In this talk I will present EROC (Extensible, Reusable Optimization Components), a toolkit for building query optimizers. EROC's components are C++ classes based on abstractions we have identified as central to query optimization, not only in relational DBMSs, but in extended relational and object-oriented DBMSs as well. EROC's use of C++ classes clarifies the mapping from application domain (optimization) abstractions to solution domain (EROC) abstractions, and these classes provide:

(1) complex predicate definition and manipulation;
(2) representations for common operators, such as join and group by, and associated property derivation functions, including key derivation;
(3) management of catalog and type information;
(4) implementations of common algebraic equivalence rules, and
(5) System R- and Volcano-style search strategies.

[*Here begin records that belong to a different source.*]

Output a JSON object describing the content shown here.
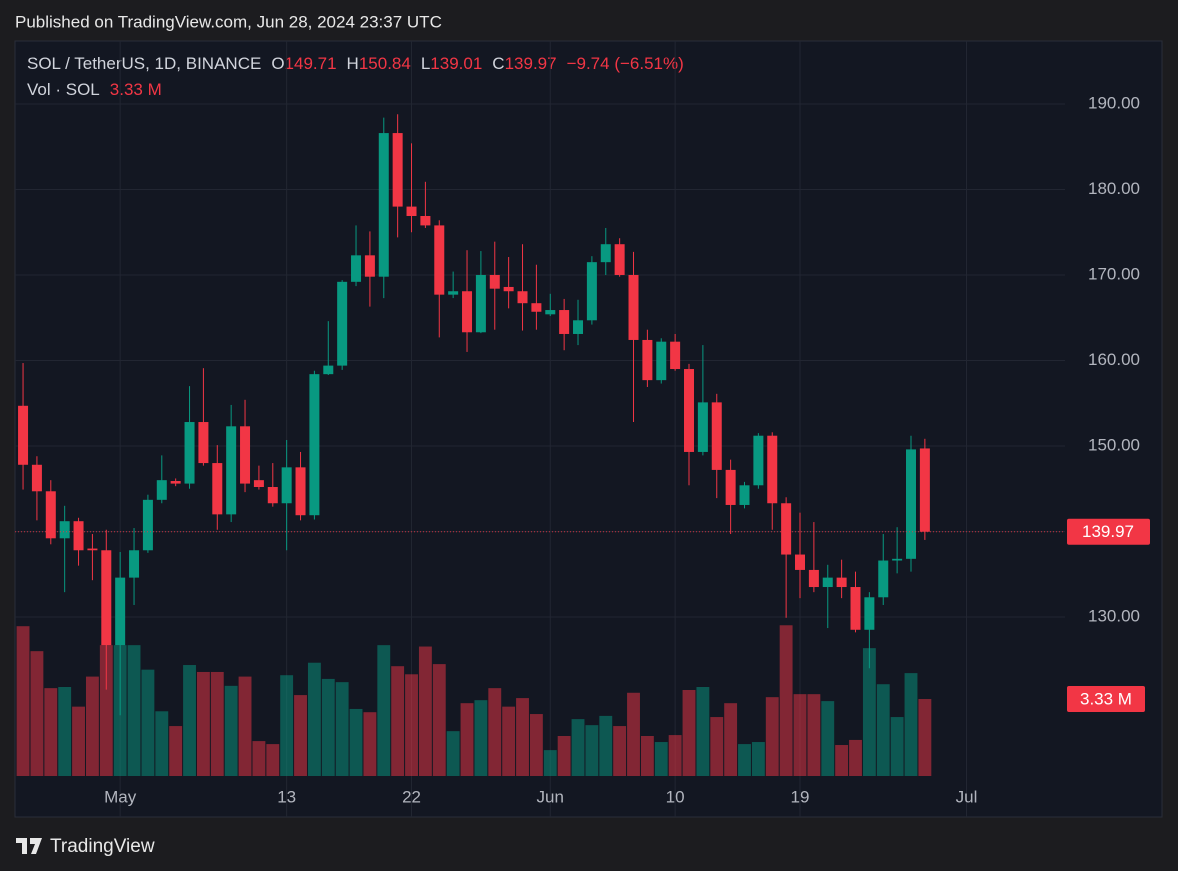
{
  "chart_data": {
    "type": "candlestick",
    "published": "Published on TradingView.com, Jun 28, 2024 23:37 UTC",
    "title": "SOL / TetherUS, 1D, BINANCE",
    "header_labels": {
      "open": "O",
      "high": "H",
      "low": "L",
      "close": "C"
    },
    "change": "−9.74 (−6.51%)",
    "logo": "TradingView",
    "up_color": "#089981",
    "down_color": "#f23645",
    "open": [
      154.7,
      147.8,
      144.7,
      139.2,
      141.2,
      138.0,
      137.8,
      126.7,
      134.6,
      137.8,
      143.7,
      145.9,
      145.6,
      152.8,
      148.0,
      142.0,
      152.3,
      146.0,
      145.2,
      143.3,
      147.5,
      141.9,
      158.4,
      159.4,
      169.2,
      172.3,
      169.8,
      186.6,
      178.0,
      176.9,
      175.8,
      167.7,
      168.1,
      163.3,
      170.0,
      168.6,
      168.1,
      166.7,
      165.4,
      165.9,
      163.1,
      164.7,
      171.5,
      173.6,
      170.0,
      162.4,
      157.7,
      162.2,
      159.0,
      149.3,
      155.1,
      147.2,
      143.1,
      145.4,
      151.2,
      143.3,
      137.3,
      135.5,
      133.5,
      134.6,
      133.5,
      128.5,
      132.3,
      136.6,
      136.8,
      149.71
    ],
    "high": [
      159.7,
      148.8,
      146.0,
      143.0,
      141.6,
      139.7,
      140.2,
      137.6,
      140.4,
      144.3,
      148.9,
      146.2,
      157.0,
      159.1,
      150.1,
      154.8,
      155.4,
      147.7,
      148.0,
      150.7,
      149.3,
      158.8,
      164.6,
      169.4,
      175.8,
      175.1,
      188.4,
      188.8,
      185.4,
      180.9,
      176.4,
      170.4,
      172.9,
      172.8,
      173.9,
      172.1,
      173.6,
      171.2,
      167.8,
      167.2,
      167.1,
      172.2,
      175.5,
      174.3,
      172.7,
      163.6,
      162.6,
      163.1,
      159.6,
      161.8,
      156.1,
      148.4,
      145.8,
      151.5,
      151.6,
      144.0,
      142.2,
      141.1,
      136.1,
      136.7,
      135.3,
      132.9,
      139.7,
      140.5,
      151.2,
      150.84
    ],
    "low": [
      144.9,
      141.3,
      138.5,
      132.9,
      136.0,
      134.3,
      121.5,
      118.5,
      131.4,
      137.5,
      143.3,
      145.3,
      145.0,
      147.7,
      140.2,
      141.1,
      144.6,
      144.9,
      142.9,
      137.8,
      141.3,
      141.4,
      158.3,
      158.9,
      168.7,
      166.3,
      167.3,
      174.4,
      175.0,
      175.5,
      162.7,
      167.3,
      161.0,
      163.2,
      163.6,
      166.1,
      163.5,
      163.6,
      165.2,
      161.2,
      161.8,
      164.2,
      170.0,
      169.8,
      152.8,
      156.9,
      157.3,
      158.8,
      145.4,
      148.9,
      143.9,
      139.7,
      142.7,
      145.0,
      140.2,
      129.9,
      132.2,
      132.9,
      128.7,
      132.2,
      128.2,
      124.0,
      131.4,
      135.1,
      135.3,
      139.01
    ],
    "close": [
      147.8,
      144.7,
      139.2,
      141.2,
      137.8,
      137.8,
      126.7,
      134.6,
      137.8,
      143.7,
      146.0,
      145.6,
      152.8,
      148.0,
      142.0,
      152.3,
      145.6,
      145.2,
      143.3,
      147.5,
      141.9,
      158.4,
      159.4,
      169.2,
      172.3,
      169.8,
      186.6,
      178.0,
      176.9,
      175.8,
      167.7,
      168.1,
      163.3,
      170.0,
      168.4,
      168.1,
      166.7,
      165.7,
      165.9,
      163.1,
      164.7,
      171.5,
      173.6,
      170.0,
      162.4,
      157.7,
      162.2,
      159.0,
      149.3,
      155.1,
      147.2,
      143.1,
      145.4,
      151.2,
      143.3,
      137.3,
      135.5,
      133.5,
      134.6,
      133.5,
      128.5,
      132.3,
      136.6,
      136.8,
      149.6,
      139.97
    ],
    "volume": {
      "name": "Vol · SOL",
      "axis": "y2",
      "values": [
        6.48,
        5.4,
        3.8,
        3.85,
        3.0,
        4.3,
        5.66,
        5.66,
        5.66,
        4.6,
        2.8,
        2.16,
        4.8,
        4.5,
        4.5,
        3.9,
        4.3,
        1.51,
        1.38,
        4.36,
        3.5,
        4.9,
        4.2,
        4.06,
        2.9,
        2.76,
        5.66,
        4.75,
        4.4,
        5.6,
        4.84,
        1.94,
        3.15,
        3.28,
        3.8,
        3.0,
        3.37,
        2.68,
        1.12,
        1.73,
        2.46,
        2.2,
        2.6,
        2.16,
        3.6,
        1.73,
        1.47,
        1.77,
        3.72,
        3.85,
        2.55,
        3.15,
        1.38,
        1.47,
        3.41,
        6.52,
        3.54,
        3.54,
        3.24,
        1.34,
        1.56,
        5.53,
        3.97,
        2.55,
        4.45,
        3.33
      ],
      "last_value_label": "3.33 M"
    },
    "ylim": [
      106.6,
      197.37
    ],
    "yticks": [
      {
        "value": 130,
        "label": "130.00"
      },
      {
        "value": 140,
        "label": "140.00"
      },
      {
        "value": 150,
        "label": "150.00"
      },
      {
        "value": 160,
        "label": "160.00"
      },
      {
        "value": 170,
        "label": "170.00"
      },
      {
        "value": 180,
        "label": "180.00"
      },
      {
        "value": 190,
        "label": "190.00"
      }
    ],
    "y2lim": [
      0,
      17
    ],
    "xlim": [
      -0.58,
      75.1
    ],
    "xticks": [
      {
        "value": 7,
        "label": "May"
      },
      {
        "value": 19,
        "label": "13"
      },
      {
        "value": 28,
        "label": "22"
      },
      {
        "value": 38,
        "label": "Jun"
      },
      {
        "value": 47,
        "label": "10"
      },
      {
        "value": 56,
        "label": "19"
      },
      {
        "value": 68,
        "label": "Jul"
      }
    ],
    "grid": true
  }
}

The classes are designed to provide optimizer implementors reusability and extensibility through layering and inheritance. EROC provides much more functionality than previous optimization tools because all of EROC's optimization classes are extensible and reusable, not just the search components. I will also discuss some of the reusable object-oriented design patterns (Gamma, et al.) that occur in EROC's architecture. In addition to describing EROC's architecture and software engineering, I will also show how EROC's classes were extended to build NEATO (New EROC-based Advanced Teradata Optimizer), a join optimizer for Teradata's massively parallel environment. EROC is currently being evaluated for possible use as the basis for a new optimizer for Red Brick's data warehousing DBMS.